I do not understand why my decision has generated such an emotional response. People use words like treason, as if I had joined a criminal organization. But after eight years of a coalition government composed of the Liberal and Labor parties, the differences between the two parties are really not that big. I can understand that people feel let down by me personally. However, the fact that Labor has done a lot for me does not mean I should remain loyal to the party when I can no longer identify with its viewpoints. Everyone suggests it was an impulsive decision, but I had already said back in August that I was not happy and wanted to leave.
Of course, I have to learn certain things. I understand that at times I must strike a compromise, that I need to become more strategic in my thinking and formulate my thoughts more accurately, but I have no intention of giving up. I can live with the price I have to pay for this. As long as I am protected, I have the mental energy to go on. I need to be careful, though, not to push for too much too fast. My impatience is my Achilles’ heel: I want it all to happen here and now. I need to be told that tomorrow will still be good.

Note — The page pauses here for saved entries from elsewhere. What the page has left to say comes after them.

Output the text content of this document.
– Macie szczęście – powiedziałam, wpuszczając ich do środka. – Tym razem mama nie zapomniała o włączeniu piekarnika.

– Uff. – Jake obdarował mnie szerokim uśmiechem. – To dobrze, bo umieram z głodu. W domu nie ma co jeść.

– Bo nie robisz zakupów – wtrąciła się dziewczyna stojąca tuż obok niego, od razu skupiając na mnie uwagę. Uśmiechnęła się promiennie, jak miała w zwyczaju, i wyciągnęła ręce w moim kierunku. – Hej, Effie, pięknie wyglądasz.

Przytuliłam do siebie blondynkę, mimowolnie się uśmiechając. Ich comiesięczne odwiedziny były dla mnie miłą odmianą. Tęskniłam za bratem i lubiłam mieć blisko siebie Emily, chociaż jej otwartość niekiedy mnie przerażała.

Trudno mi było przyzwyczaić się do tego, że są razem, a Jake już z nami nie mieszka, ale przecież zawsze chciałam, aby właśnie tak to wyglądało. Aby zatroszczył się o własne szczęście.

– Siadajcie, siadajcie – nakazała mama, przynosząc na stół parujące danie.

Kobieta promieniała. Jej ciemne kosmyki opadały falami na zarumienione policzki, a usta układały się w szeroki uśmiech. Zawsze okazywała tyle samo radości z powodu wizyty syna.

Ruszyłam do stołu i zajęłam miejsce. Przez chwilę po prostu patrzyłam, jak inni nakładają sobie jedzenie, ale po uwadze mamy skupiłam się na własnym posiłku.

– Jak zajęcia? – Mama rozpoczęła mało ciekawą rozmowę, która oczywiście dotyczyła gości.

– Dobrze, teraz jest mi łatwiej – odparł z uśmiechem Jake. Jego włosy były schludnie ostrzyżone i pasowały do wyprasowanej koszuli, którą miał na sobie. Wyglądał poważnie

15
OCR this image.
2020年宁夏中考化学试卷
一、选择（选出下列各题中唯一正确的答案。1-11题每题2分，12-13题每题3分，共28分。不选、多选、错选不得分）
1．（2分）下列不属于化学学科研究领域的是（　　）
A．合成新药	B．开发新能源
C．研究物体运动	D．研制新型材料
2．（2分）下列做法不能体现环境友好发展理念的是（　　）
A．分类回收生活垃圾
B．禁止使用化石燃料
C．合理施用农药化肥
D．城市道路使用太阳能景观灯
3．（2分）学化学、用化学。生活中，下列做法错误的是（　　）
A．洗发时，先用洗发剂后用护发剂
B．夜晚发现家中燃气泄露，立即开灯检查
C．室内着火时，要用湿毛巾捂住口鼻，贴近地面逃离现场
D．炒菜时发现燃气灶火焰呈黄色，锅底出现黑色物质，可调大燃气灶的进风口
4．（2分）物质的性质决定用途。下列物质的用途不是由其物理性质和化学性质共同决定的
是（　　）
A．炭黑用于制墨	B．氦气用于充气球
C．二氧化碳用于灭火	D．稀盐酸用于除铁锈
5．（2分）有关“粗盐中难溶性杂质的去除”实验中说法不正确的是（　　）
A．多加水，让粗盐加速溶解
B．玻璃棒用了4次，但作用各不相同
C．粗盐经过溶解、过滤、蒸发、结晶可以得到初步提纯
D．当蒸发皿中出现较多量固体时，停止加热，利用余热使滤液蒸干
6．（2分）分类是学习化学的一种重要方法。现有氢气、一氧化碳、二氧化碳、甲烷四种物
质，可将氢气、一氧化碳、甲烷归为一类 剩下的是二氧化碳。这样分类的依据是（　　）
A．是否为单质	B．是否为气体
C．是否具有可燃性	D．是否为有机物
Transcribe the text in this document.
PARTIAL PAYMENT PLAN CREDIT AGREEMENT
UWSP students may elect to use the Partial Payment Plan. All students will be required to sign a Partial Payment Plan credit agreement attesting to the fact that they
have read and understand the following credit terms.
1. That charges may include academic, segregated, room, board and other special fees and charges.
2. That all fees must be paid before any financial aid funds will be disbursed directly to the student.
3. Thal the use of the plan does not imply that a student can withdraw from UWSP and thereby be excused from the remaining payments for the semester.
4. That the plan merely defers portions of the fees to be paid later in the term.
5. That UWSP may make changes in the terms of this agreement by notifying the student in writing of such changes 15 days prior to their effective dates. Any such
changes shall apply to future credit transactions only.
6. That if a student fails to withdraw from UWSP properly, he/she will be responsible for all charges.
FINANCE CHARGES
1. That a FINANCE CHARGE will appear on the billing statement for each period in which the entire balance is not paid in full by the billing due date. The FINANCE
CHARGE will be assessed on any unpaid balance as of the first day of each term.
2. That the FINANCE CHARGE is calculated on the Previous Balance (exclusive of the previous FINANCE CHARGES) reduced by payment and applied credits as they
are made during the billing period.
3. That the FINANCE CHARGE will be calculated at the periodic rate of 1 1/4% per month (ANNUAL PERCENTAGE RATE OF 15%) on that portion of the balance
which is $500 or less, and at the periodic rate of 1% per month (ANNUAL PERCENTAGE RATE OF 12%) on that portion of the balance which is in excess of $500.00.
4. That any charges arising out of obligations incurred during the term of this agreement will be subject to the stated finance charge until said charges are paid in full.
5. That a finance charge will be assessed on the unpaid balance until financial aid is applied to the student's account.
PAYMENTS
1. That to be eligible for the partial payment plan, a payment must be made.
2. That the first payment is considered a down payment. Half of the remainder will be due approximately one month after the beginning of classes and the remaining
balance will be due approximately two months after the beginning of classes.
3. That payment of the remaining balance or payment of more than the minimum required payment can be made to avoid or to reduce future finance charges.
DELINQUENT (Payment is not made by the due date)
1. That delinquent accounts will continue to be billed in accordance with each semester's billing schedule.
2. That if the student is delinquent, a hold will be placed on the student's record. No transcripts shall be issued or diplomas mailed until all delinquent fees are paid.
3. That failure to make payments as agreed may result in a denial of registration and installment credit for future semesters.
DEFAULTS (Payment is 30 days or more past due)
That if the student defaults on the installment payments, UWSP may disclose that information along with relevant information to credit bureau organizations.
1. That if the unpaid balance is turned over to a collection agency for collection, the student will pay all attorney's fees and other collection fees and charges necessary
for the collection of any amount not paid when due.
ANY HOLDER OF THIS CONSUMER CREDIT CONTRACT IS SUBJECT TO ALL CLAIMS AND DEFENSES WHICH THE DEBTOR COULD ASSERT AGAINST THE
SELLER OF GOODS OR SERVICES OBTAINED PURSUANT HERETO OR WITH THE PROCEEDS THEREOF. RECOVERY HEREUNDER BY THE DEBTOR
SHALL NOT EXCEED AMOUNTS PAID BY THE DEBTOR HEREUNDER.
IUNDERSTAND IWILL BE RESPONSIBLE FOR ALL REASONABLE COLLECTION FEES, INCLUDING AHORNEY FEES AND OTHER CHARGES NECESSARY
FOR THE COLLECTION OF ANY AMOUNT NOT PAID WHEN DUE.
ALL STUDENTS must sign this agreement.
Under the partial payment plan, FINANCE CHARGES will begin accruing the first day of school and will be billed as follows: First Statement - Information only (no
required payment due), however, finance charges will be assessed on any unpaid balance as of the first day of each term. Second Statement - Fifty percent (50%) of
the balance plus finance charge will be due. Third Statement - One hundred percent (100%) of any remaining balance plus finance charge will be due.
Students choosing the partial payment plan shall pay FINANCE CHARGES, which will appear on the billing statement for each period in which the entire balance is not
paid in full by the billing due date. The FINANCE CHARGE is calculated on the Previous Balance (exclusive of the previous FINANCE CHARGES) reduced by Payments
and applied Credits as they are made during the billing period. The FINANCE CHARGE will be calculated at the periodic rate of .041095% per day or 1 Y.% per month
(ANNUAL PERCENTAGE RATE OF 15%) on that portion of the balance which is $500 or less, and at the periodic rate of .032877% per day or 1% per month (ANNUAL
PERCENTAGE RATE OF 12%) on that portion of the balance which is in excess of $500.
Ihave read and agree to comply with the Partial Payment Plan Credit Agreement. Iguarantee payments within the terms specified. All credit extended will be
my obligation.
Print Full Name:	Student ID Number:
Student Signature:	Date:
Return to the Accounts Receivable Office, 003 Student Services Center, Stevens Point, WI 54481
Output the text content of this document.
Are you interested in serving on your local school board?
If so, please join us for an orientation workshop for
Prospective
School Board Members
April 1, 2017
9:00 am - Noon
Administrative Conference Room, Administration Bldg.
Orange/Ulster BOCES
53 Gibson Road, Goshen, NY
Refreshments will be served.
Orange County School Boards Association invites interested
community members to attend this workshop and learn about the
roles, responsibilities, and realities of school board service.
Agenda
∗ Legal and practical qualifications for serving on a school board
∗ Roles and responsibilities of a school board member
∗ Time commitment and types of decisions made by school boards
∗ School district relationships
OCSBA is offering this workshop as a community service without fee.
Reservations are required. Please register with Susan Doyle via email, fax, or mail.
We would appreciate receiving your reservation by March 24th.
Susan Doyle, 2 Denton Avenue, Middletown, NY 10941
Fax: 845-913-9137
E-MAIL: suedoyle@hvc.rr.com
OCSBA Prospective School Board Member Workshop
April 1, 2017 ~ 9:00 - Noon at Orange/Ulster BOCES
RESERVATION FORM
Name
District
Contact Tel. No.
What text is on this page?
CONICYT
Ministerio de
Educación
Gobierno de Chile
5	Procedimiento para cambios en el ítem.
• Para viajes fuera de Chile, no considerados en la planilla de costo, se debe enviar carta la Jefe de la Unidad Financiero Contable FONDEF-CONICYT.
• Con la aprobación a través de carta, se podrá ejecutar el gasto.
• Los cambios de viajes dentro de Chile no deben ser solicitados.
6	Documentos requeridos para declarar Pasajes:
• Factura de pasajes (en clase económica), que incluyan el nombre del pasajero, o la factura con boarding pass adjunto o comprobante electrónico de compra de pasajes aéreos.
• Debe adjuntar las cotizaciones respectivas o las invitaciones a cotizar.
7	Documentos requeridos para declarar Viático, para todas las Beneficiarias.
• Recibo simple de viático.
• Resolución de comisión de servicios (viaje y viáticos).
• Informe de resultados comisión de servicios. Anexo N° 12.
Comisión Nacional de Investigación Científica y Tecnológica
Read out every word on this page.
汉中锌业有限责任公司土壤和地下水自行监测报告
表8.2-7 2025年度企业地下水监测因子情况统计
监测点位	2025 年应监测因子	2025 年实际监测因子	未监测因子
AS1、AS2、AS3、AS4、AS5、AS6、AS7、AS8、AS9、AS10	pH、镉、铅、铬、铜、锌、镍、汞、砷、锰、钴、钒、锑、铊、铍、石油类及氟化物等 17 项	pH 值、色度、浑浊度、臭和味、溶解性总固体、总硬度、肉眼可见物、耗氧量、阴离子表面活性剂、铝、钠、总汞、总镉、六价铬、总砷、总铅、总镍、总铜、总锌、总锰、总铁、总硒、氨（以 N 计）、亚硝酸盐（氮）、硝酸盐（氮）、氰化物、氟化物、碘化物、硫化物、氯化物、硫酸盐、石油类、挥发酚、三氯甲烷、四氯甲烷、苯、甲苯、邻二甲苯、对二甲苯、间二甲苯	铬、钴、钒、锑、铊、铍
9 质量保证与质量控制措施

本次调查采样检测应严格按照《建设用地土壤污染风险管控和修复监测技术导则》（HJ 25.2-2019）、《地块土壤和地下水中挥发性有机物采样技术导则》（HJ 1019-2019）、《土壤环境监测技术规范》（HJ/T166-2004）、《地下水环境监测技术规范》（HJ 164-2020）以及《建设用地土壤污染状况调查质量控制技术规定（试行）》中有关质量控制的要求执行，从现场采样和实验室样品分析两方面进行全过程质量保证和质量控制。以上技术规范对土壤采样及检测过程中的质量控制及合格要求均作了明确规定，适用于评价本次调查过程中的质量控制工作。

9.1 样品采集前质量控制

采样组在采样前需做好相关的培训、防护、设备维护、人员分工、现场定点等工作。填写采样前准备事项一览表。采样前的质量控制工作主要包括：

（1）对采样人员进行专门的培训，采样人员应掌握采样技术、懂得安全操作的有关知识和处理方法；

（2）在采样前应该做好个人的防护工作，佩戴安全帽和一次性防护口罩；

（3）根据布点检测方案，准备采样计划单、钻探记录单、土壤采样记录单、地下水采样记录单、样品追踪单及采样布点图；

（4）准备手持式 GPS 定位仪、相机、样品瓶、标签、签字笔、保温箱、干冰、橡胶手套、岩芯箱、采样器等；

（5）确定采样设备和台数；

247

I KNOW MY father loves me, but I have made a choice that radically opposes everything he stands for. If he really said to the Dutch weekly what he is quoted as saying—that he never received any phone threats—it feels to me like a slap in the face. After each of my public appearances he received telephone calls from Somali Muslims who wanted to lodge a complaint. Initially he ignored these calls, but he did ask me whether the stories were true. I told him that I was making a stand for the rights of women in Islam. His reaction was: “Make a stand for what you feel is right, but make sure you do it in God’s name.” The fact that I have now publicly denounced God is a terrible disappointment to him, one he can barely accept. By smearing Islam, I have smeared his reputation and his honor. That is why he has turned away from me. I feel for him, but at the same time I am furious. At the end of the book that I am writing at the moment, I address an open letter to him in which I accuse him of offering his children conditional love only. Every time he has had to make a choice between the community and his children, he has chosen the former. This hurts.